Es gilt das gesprochene Wort – nur nicht bei WAZ, DerWesten & Co.? Am Beispiel vom „wohlhabenden Sozialdemokraten“ Peer Steinbrück…
Am Sonntag fand der Bundesparteitag der SPD statt, auf dem Peer Steinbrück zum Kanzlerkandidaten der SPD gewählt wurde ((das nebenstehende Bild ist ein „Symbolbild“, da es Peer Steinbrück bei einem Landesparteitag der NRWSPD in Münster zeigt)). Natürlich wurde die Rede des da noch designierten Kanzlerkandidaten vorab der Presse zur Verfügung gestellt.

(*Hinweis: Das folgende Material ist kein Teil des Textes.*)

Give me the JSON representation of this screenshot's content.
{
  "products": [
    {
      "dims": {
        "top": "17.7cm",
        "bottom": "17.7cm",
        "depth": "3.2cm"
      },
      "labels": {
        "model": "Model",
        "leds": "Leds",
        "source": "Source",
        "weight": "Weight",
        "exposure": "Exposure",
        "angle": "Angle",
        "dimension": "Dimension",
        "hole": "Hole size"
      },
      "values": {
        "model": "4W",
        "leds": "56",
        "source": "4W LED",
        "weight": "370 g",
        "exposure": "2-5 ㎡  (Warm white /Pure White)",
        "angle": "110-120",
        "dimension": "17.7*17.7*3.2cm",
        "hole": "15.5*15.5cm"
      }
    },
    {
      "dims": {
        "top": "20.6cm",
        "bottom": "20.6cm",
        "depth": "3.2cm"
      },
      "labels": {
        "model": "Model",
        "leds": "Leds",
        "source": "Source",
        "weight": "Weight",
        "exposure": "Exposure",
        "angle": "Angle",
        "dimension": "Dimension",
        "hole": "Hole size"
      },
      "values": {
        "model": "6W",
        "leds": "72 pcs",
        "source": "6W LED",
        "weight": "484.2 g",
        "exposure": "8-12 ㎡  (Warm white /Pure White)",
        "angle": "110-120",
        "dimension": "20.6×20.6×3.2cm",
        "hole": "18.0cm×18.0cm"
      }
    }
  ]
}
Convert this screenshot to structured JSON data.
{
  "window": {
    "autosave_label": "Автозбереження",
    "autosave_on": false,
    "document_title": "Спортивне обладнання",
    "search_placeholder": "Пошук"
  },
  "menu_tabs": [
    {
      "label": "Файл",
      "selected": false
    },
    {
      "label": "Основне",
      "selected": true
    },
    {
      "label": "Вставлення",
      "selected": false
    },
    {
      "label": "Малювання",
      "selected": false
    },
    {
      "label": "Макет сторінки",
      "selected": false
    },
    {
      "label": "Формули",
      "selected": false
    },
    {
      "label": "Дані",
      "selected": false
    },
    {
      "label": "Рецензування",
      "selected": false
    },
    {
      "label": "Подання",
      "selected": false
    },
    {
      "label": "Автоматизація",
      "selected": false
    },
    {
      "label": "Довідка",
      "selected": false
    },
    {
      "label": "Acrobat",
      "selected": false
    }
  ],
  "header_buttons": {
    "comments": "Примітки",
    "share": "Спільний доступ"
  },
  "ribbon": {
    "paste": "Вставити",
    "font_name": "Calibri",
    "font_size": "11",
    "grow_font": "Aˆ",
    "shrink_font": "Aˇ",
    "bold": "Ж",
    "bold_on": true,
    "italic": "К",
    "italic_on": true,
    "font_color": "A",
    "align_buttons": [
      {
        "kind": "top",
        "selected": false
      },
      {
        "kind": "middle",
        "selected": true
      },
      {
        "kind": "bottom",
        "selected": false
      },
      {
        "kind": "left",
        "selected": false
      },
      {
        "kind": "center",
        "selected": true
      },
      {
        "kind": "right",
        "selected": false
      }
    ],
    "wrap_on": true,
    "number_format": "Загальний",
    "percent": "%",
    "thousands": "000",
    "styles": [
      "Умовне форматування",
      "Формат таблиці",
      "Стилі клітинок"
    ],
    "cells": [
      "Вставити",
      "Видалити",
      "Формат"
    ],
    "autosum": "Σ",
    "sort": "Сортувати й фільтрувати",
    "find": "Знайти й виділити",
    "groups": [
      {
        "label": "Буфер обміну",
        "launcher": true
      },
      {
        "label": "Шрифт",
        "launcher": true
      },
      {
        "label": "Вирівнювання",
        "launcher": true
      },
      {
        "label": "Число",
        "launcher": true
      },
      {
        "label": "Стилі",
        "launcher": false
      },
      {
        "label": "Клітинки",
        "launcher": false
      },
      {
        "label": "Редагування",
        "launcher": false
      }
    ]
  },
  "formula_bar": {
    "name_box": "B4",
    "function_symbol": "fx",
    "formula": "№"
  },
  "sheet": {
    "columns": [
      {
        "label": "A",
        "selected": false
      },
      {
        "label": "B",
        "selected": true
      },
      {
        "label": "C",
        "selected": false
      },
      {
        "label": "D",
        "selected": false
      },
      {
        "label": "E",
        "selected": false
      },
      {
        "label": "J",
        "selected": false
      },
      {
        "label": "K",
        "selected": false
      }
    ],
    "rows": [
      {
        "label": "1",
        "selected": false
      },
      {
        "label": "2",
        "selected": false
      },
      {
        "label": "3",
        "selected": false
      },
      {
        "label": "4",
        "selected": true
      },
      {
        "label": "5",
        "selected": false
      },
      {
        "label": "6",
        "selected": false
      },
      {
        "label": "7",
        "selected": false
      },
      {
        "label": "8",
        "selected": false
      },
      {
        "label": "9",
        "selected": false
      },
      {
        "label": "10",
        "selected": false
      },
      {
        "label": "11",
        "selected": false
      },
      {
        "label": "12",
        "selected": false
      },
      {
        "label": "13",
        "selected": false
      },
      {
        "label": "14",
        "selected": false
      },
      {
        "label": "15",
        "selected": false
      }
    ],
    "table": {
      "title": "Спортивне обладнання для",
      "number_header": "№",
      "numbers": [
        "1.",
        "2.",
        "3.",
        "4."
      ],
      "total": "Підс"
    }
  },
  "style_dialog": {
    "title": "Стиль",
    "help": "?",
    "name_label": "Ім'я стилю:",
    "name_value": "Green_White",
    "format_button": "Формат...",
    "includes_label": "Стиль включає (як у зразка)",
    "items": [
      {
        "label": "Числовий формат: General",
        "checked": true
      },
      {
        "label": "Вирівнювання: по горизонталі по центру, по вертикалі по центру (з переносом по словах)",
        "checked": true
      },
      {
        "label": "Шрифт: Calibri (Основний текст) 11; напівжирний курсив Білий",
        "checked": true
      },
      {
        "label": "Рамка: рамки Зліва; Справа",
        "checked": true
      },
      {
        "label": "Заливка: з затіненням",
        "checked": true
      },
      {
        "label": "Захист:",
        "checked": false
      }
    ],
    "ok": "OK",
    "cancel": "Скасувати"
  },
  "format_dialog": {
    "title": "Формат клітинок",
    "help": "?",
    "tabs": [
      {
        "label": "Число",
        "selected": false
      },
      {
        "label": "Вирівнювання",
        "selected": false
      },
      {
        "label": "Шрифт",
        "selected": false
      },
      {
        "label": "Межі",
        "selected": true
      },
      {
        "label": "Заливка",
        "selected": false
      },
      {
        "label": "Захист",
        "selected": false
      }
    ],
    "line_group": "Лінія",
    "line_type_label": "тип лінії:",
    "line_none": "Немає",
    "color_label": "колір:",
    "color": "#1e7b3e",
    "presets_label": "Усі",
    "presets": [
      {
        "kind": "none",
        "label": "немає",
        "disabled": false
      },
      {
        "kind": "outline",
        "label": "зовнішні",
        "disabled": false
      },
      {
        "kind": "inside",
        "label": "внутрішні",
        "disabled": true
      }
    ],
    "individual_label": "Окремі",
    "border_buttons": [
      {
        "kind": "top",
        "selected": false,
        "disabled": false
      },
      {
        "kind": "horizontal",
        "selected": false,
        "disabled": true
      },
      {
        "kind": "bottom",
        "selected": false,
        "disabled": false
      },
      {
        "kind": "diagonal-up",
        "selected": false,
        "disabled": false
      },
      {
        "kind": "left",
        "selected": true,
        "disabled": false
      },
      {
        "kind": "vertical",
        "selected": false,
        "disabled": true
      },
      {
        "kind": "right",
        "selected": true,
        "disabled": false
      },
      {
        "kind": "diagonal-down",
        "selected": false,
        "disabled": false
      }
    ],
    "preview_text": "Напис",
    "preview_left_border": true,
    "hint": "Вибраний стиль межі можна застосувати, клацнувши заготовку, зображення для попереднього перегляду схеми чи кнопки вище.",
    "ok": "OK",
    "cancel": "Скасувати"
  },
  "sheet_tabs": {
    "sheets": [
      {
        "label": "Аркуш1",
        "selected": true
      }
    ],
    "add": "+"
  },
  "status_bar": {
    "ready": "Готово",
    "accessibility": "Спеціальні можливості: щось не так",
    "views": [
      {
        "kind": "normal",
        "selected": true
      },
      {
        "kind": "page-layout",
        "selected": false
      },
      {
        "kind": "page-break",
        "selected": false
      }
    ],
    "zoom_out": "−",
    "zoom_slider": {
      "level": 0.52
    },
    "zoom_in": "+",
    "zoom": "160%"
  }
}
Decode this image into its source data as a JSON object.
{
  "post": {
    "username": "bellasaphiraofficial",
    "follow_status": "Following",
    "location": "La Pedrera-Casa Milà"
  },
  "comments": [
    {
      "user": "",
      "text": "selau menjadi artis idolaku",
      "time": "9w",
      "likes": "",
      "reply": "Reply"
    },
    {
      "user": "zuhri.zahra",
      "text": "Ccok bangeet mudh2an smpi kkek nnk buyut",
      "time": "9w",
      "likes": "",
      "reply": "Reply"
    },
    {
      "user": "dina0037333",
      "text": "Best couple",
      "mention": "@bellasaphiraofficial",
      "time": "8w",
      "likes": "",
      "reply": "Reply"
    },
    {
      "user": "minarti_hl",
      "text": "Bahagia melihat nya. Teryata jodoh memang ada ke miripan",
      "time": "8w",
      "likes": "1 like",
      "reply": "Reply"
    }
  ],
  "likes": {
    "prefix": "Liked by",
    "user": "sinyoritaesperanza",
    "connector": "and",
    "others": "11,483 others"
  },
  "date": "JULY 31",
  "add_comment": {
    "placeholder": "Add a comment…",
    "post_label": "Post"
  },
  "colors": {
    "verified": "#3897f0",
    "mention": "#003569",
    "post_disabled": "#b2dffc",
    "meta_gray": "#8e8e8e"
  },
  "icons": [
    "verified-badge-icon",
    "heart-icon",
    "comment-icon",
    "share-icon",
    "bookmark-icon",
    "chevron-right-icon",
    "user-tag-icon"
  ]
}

Das macht das ganze ja auch etwas leichter, wenn man weiß, ob man noch bei Einleitung, Hauptteil oder gar in der Nähe des Schlusses der Rede ist.
Das mit der „Vorab-Rede für die Presse“ dokumentierte Thorsten Denkler (@thodenk) von der Süddeutschen Zeitung mit diversen Tweets am Sonntag, unter anderem mit einem Bild der Rede vorab:
Rede von @peersteinbrueck schonmal vorab. #spdbpt12 twitter.com/thodenk/status…
— Thorsten Denkler (@thodenk) December 9, 2012
Ich selber habe mir die Rede von Peer Steinbrück auch angehört und dann bei der Lektüre der Tageszeitung (in diesem Fall der WAZ) am nächsten Morgen mich ein wenig gewundert…
Rede von Peer Steinbrück auf dem SPD-Bundesparteitag
Erst einmal hier die Aufzeichnung der Rede:
WAZ-Artikel vom 10. Dezember 2012
In der gestrigen Print-Ausgabe der Westdeutschen Allgemeinen Zeitung (WAZ) findet sich natürlich auch die Berichterstattung zum Parteitag der SPD und zur Wahl von Peer Steinbrück.
In dem auch online bei DerWesten verfügbaren Artikel (SPD wählt Steinbrück zum Kanzlerkandidaten der Wir-Partei) wird auf die Rede von Peer Steinbrück eingegangen. Im Bericht wird dann auch erwähnt, wie Peer Steinbrück relativ zum Schluss der Rede auch auf die Diskussion der vergangenen Wochen um seine Honorare für Vorträge einging ((man erinnert sich: Vertreter von CDU/CSU/FDP forderten eine vollständige Transparenz von Peer Steinbrück, die dieser dann auch lieferte – im Gegensatz zu den Abgeordneten der schwarz-gelben Koalition, die die Transparenz nur für Steinbrück forderten)). Dort sprach er dann etwas demütig von „Wackersteinen“ und der Bürde für die SPD dadurch.
Im Artikel wird das ganze dann wie folgt beschrieben bzw. fortgesetzt: ((klickt man das Bild an, kann man es sich in größer anschauen))
Das war es aber auch schon mit der Zerknirschung des selbstbewussten Kandidaten. Sein Kontostand als „wohlhabender Sozialdemokrat“ sage nichts aus über seine Fähigkeit, sich für Bürger einzusetzen, denen es schlechter gehe, versichert er.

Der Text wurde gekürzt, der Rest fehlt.